The ACT® is one of the more important placement tests that you will take in your academic career. Your scores will be used for most colleges that you apply to, as a representation of the knowledge you learned in high school. A very high score can get you a full-ride scholarship and a low score might keep you from being accepted into your first-choice college. In order to be prepared for the ACT test it is important that you begin studying well in advance.
Where is the best place to start?
It is best to start studying one to three months in advance of taking the test so that you are thoroughly prepared. There are a slew of resources that you can find both offline and online. The first place you should look at is the official ACT Test Prep, including their online prep, following their question of the day, sample test questions, and test tips and descriptions. Each of these resources will help ensure you know all of the different facets of the test, including the four multiple choice sections: English, mathematics, reading, and science, as well as the optional writing test.
Next, search for offline study guides, practice tests, and booklets that will prepare you for the test. You can typically buy new and used copies of practice tests, study questions, and test-taking tips all over the internet. Just be sure that whichever books you buy are for the newest version of the test since the test is consistently updated in order to account for colleges’ changing needs and students’ continuing success.
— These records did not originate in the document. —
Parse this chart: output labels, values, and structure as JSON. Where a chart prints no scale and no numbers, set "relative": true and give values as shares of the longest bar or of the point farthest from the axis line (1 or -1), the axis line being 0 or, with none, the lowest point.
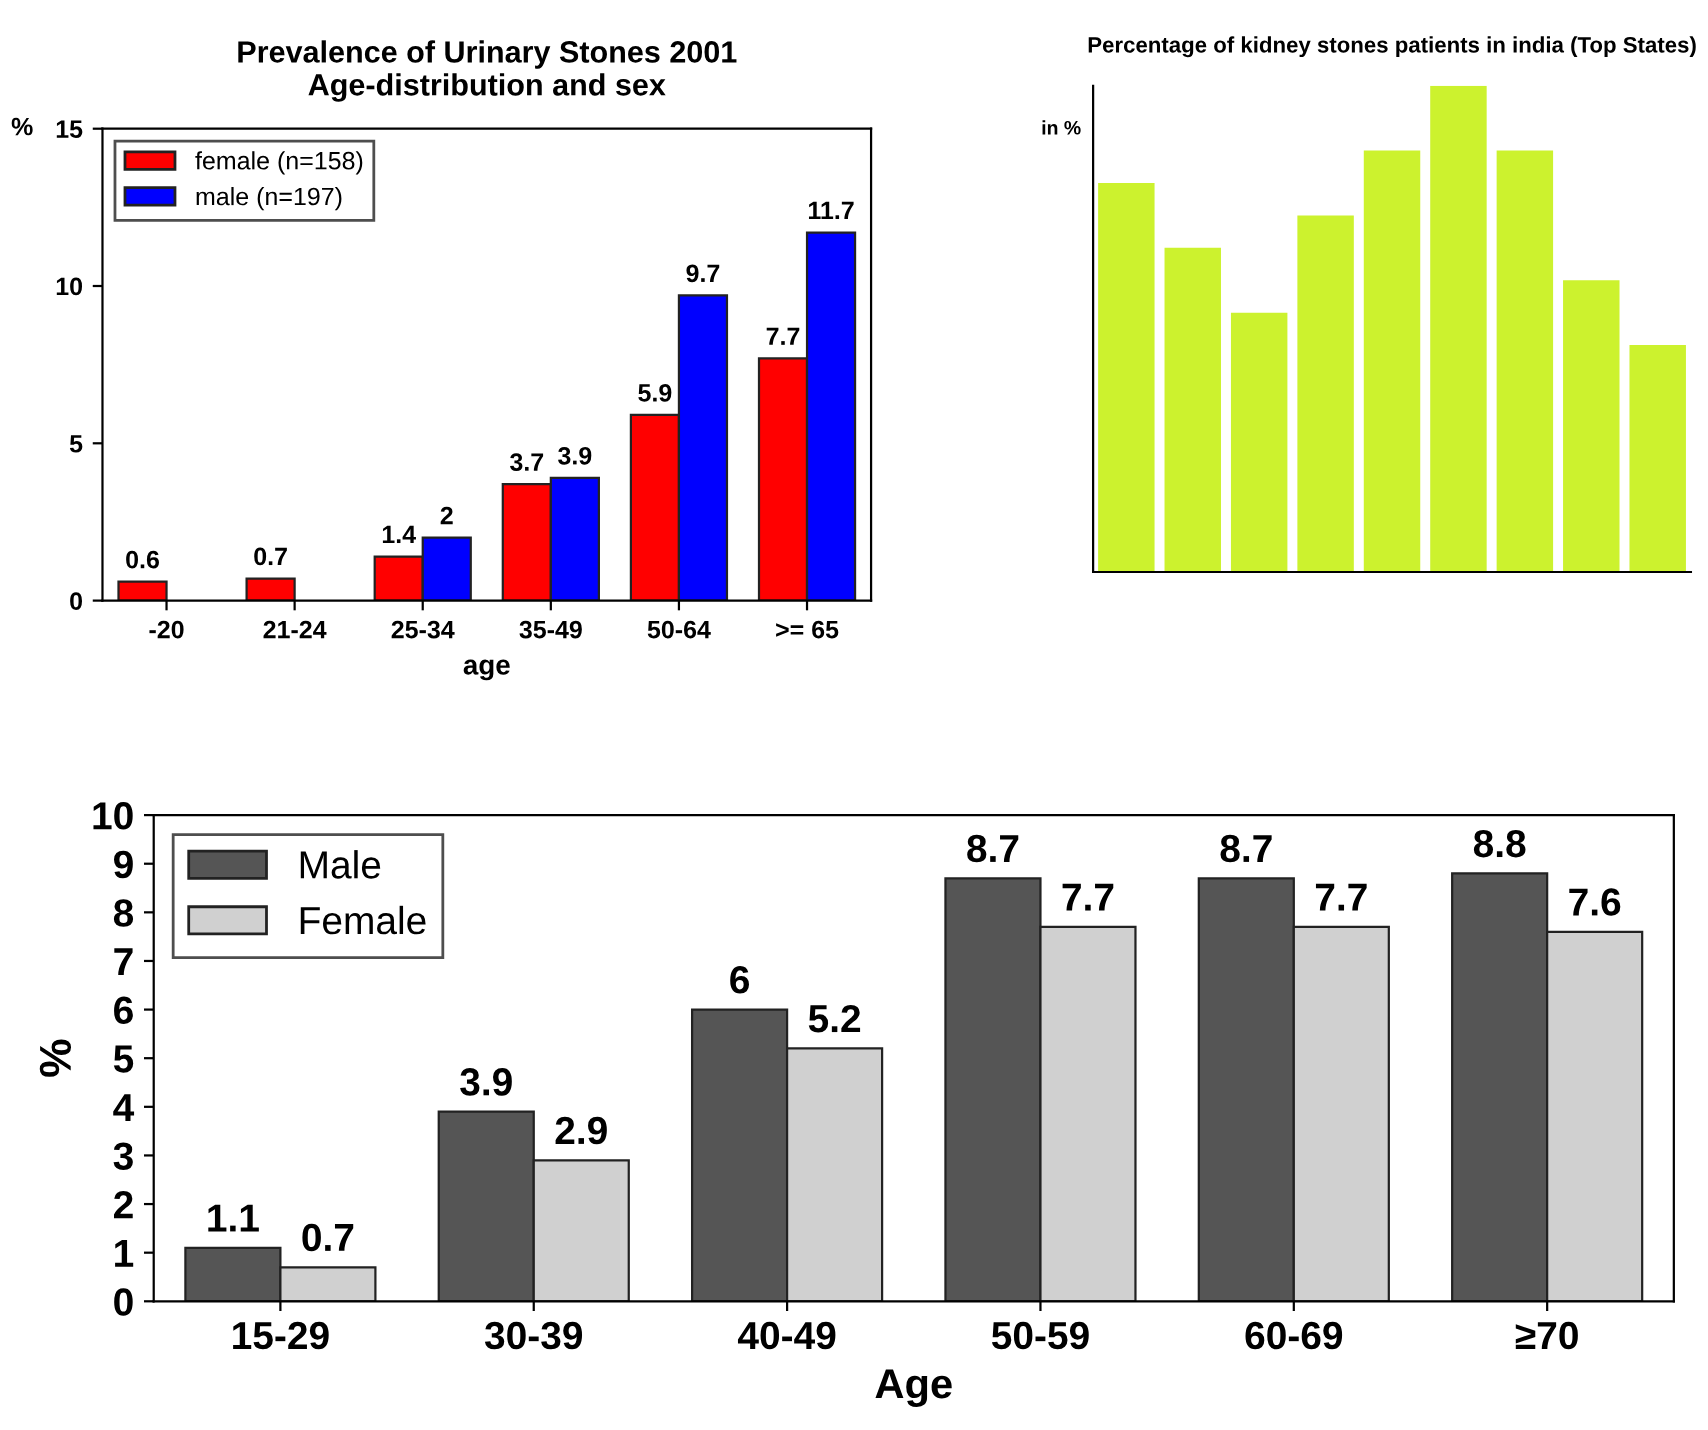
{
  "chart_data": [
    {
      "type": "bar",
      "title": "Prevalence of Urinary Stones 2001\nAge-distribution and sex",
      "xlabel": "age",
      "ylabel": "%",
      "categories": [
        "-20",
        "21-24",
        "25-34",
        "35-49",
        "50-64",
        ">= 65"
      ],
      "series": [
        {
          "name": "female (n=158)",
          "color": "#ff0000",
          "values": [
            0.6,
            0.7,
            1.4,
            3.7,
            5.9,
            7.7
          ]
        },
        {
          "name": "male (n=197)",
          "color": "#0000ff",
          "values": [
            null,
            null,
            2,
            3.9,
            9.7,
            11.7
          ]
        }
      ],
      "ylim": [
        0,
        15
      ],
      "yticks": [
        0,
        5,
        10,
        15
      ],
      "legend": "top left",
      "data_labels": true
    },
    {
      "type": "bar",
      "title": "Percentage of kidney stones patients in india (Top States)",
      "ylabel": "in %",
      "categories": [
        null,
        null,
        null,
        null,
        null,
        null,
        null,
        null,
        null
      ],
      "relative": true,
      "series": [
        {
          "color": "#ccf22e",
          "values": [
            0.8,
            0.667,
            0.533,
            0.733,
            0.867,
            1,
            0.867,
            0.6,
            0.467
          ]
        }
      ]
    },
    {
      "type": "bar",
      "xlabel": "Age",
      "ylabel": "%",
      "categories": [
        "15-29",
        "30-39",
        "40-49",
        "50-59",
        "60-69",
        "≥70"
      ],
      "series": [
        {
          "name": "Male",
          "color": "#555555",
          "values": [
            1.1,
            3.9,
            6,
            8.7,
            8.7,
            8.8
          ]
        },
        {
          "name": "Female",
          "color": "#d0d0d0",
          "values": [
            0.7,
            2.9,
            5.2,
            7.7,
            7.7,
            7.6
          ]
        }
      ],
      "ylim": [
        0,
        10
      ],
      "yticks": [
        0,
        1,
        2,
        3,
        4,
        5,
        6,
        7,
        8,
        9,
        10
      ],
      "legend": "top left",
      "data_labels": true
    }
  ]
}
Also, don’t forget about test taking strategies. You may have taken timed tests throughout high school, but the ACT placement test can pose a whole new set of stressors. You will be given a certain amount of time and number of questions for each section of the test, so when you are taking practice tests, time yourself. Set your score goals and make sure that you are able to finish the test in the time allotted for the actual test.
Likewise, be sure to research online for test taking strategies and ways to reduce stress while preparing for and while taking the test. Breathing techniques, learning how to focus, study schedules, getting your baseline scores and setting realistic goals, and general test taking strategies will all prepare you well for the ACT.